Digging a little deeper, it turned out that only two seasons in the last 40 years compared to the playing-time adjusted WAR the 2015 rookies put up in the first half. Take a look at this interactive chart that compares the first half of this past season with those from the past 40 years:
Rookies also accounted for a greater share of playing time in the first half of this season than in any first half of a season during the past 40 years. Again, an interactive chart from the original piece to illustrate that point:
After sorting through that data, now we know for certain : the first half of 2015 was historically great for first-year players. There are a lot of reasons behind that — reasons that were discussed in the comments section of the original piece and are outside the scope of this particular article. That needs — in fact, deserves — its own piece on a future day. Naturally, the question now becomes how the 2015 rookies fared for the rest of the season. And here we are. Now, with a full season in the books, we can take full-season data from years past and compare it to 2015.
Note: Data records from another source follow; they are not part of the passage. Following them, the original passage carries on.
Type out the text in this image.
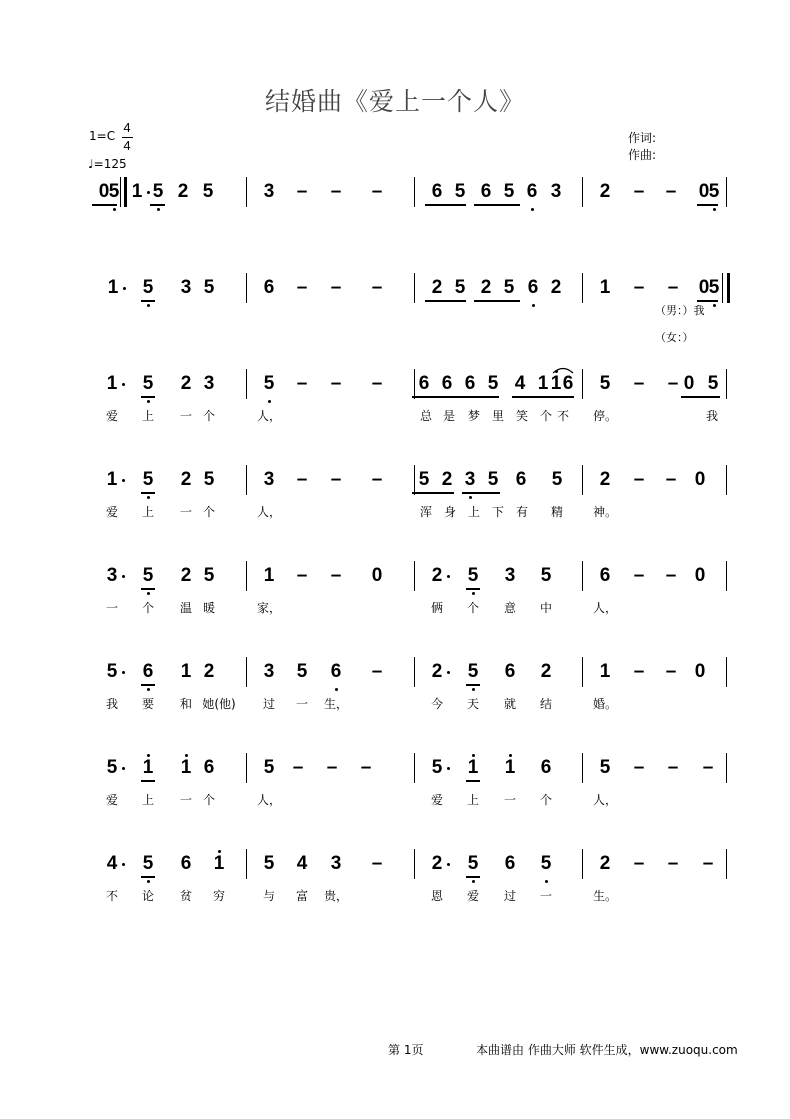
结婚曲《爱上一个人》
1=C
4
4
♩=125
作词:
作曲:
0 5 1 5 2 5	3	–	–	–	6 5 6 5 6 3	2	–	–	0 5
1	5	3 5	6	–	–	–	2 5 2 5 6 2	1	–	–	0 5
1	5	2 3	5	–	–	–	6 6 6 5 4 1 1 6	5	–	– 0 5
爱	上	一 个	人，	总 是	梦 里 笑 个 不	停。	我
1	5	2 5	3	–	–	–	5 2 3 5 6	5	2	–	– 0
爱	上	一 个	人，	浑 身 上 下 有	精	神。
3	5	2 5	1	–	–	0	2	5	3	5	6	–	– 0
一	个	温 暖	家，	俩	个	意	中	人，
5	6	1 2	3	5	6	–	2	5	6	2	1	–	– 0
我	要	和 她(他)	过	一	生，	今	天	就	结	婚。
5	1	1 6	5 –	–	–	5	1	1	6	5	–	–	–
爱	上	一 个	人，	爱	上	一	个	人，
4	5	6	1	5	4	3	–	2	5	6	5	2	–	–	–
不	论	贫	穷	与	富	贵，	恩	爱	过	一	生。
（男：）我
（女：）
第 1页	本曲谱由 作曲大师 软件生成，www.zuoqu.com
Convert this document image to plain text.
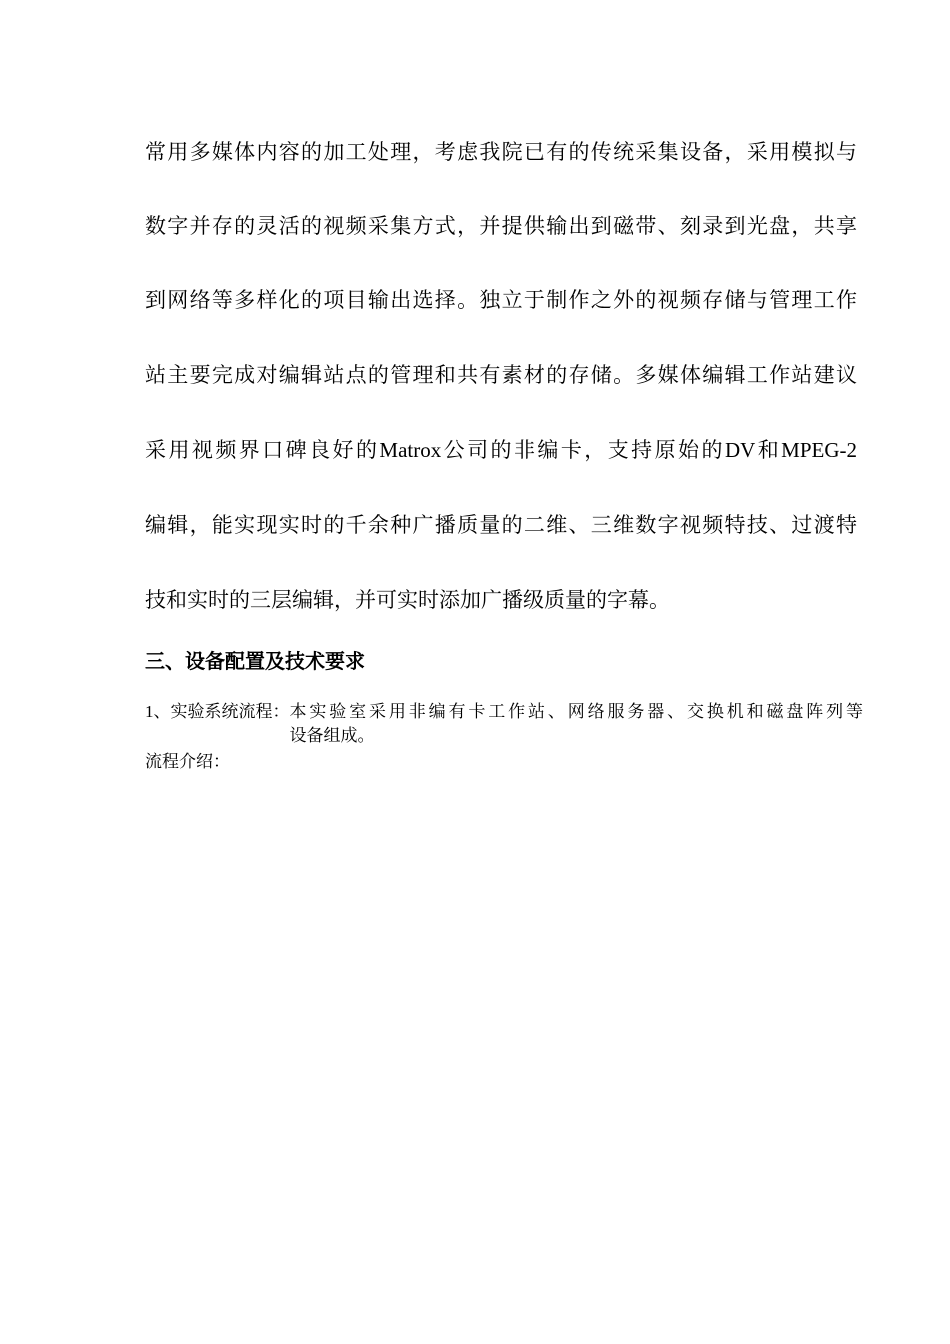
常用多媒体内容的加工处理，考虑我院已有的传统采集设备，采用模拟与
数字并存的灵活的视频采集方式，并提供输出到磁带、刻录到光盘，共享
到网络等多样化的项目输出选择。独立于制作之外的视频存储与管理工作
站主要完成对编辑站点的管理和共有素材的存储。多媒体编辑工作站建议
采用视频界口碑良好的Matrox公司的非编卡，支持原始的DV和MPEG-2
编辑，能实现实时的千余种广播质量的二维、三维数字视频特技、过渡特
技和实时的三层编辑，并可实时添加广播级质量的字幕。
三、设备配置及技术要求
1、实验系统流程： 本实验室采用非编有卡工作站、网络服务器、交换机和磁盘阵列等
设备组成。
流程介绍：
The other good news? Our leaderboards only had first-half splits going back to 1974, and we obviously have full season stats going back much further than that — meaning we can look at a much large sample in this piece. Let’s start with the percent of total MLB plate appearances by rookies since the start of the live-ball era (1920) and compare it to this year. All charts in this piece are interactive, so feel free to hover over bars to see exact years/data:
We can see that the share of rookie plate appearances for 2015 was the highest since 1982, but can’t touch the wartime levels of the mid-1940s or the 1969 expansion of the league. World War II caused a slight variation in roster sizes, which is also something we should keep in mind when looking at these figures. Nevertheless, the highest share of rookie plate appearances in the last 30-plus years is still an impressive mark for 2015, and shows just how much of an influence rookies had on the league this year.
What was that influence, production-wise? Let’s bring in our WAR values for our time period. Because plate appearances can vary so greatly between years for rookies (for instance, 1956 had only 13,195 PAs by rookies; 1999 had 28,373), I’ve adjusted the WAR each rookie class produced, modifying it to assume 600 plate appearances:
There’s no other way to put it: this is remarkable. No other year even comes close to 2015, with 1987 and 2007 being the only years in remote proximity based on WAR/600. The 1987 season featured Mark McGwire (5.1 WAR), Kevin Seitzer (5.1), Devon White (4.6) and Mike Greenwell (3.4) among its most notable rookies, while 2007 offered Troy Tulowitzki (5.2 WAR), Dustin Pedroia (3.7), Hunter Pence (3.5), and Ryan Braun (2.5). Those were amazing rookie classes. And yet 2015 blows them away.
After the incredible showing from the 2015 rookies in the first half of the season, I expected the league to catch up a little, and for the rookies not to produce at quite the same level during the second half of the season. That can really only be said of a few players (Joc Pederson comes to mind, who put up 3.1 WAR in the first half before dropping -0.3 WAR in the second) — and for each instance of one of those players who declined, there was another rookie who took the league by storm.
There was Francisco Lindor, who produced 4.5 WAR in the second half after his late call up; Odubel Herrera produced 3.7; Kris Bryant was good for 3.1; Jung-ho Kang put up 2.5. There were 19 rookies who produced at least +1.0 WAR in the second half of 2015, an increase from 17 in the first half. This year’s rookies not only replicated their incredible and historic first half production in the second half; they actually exceeded it.
There’s one figure that best underlines that point. In the first half, the top 20 rookies produced a combined 29.9 WAR, the highest mark in at least the past 40 years; the top 20 rookies during the second half produced a whopping combined 37.5 WAR. In other words, at the All-Star break, we thought that 2015 might be the best year we’d ever seen for rookies. It turns out it was even better than we thought.
The 2015 season offered a perfect storm in the movement toward bringing the most talented rookies up sooner: they are cheaper than veteran players, ready to be as good as average major leaguers at increasingly younger ages, and can learn the polish they need while on the job in the big leagues. After looking at this data, it’s not at all crazy to think that the structure of MLB’s current arbitration system — which keeps rookies down in the minors for longer than they would be otherwise — is ripe for reform. If that turns out to be the case, we might not have seen the best rookie class yet.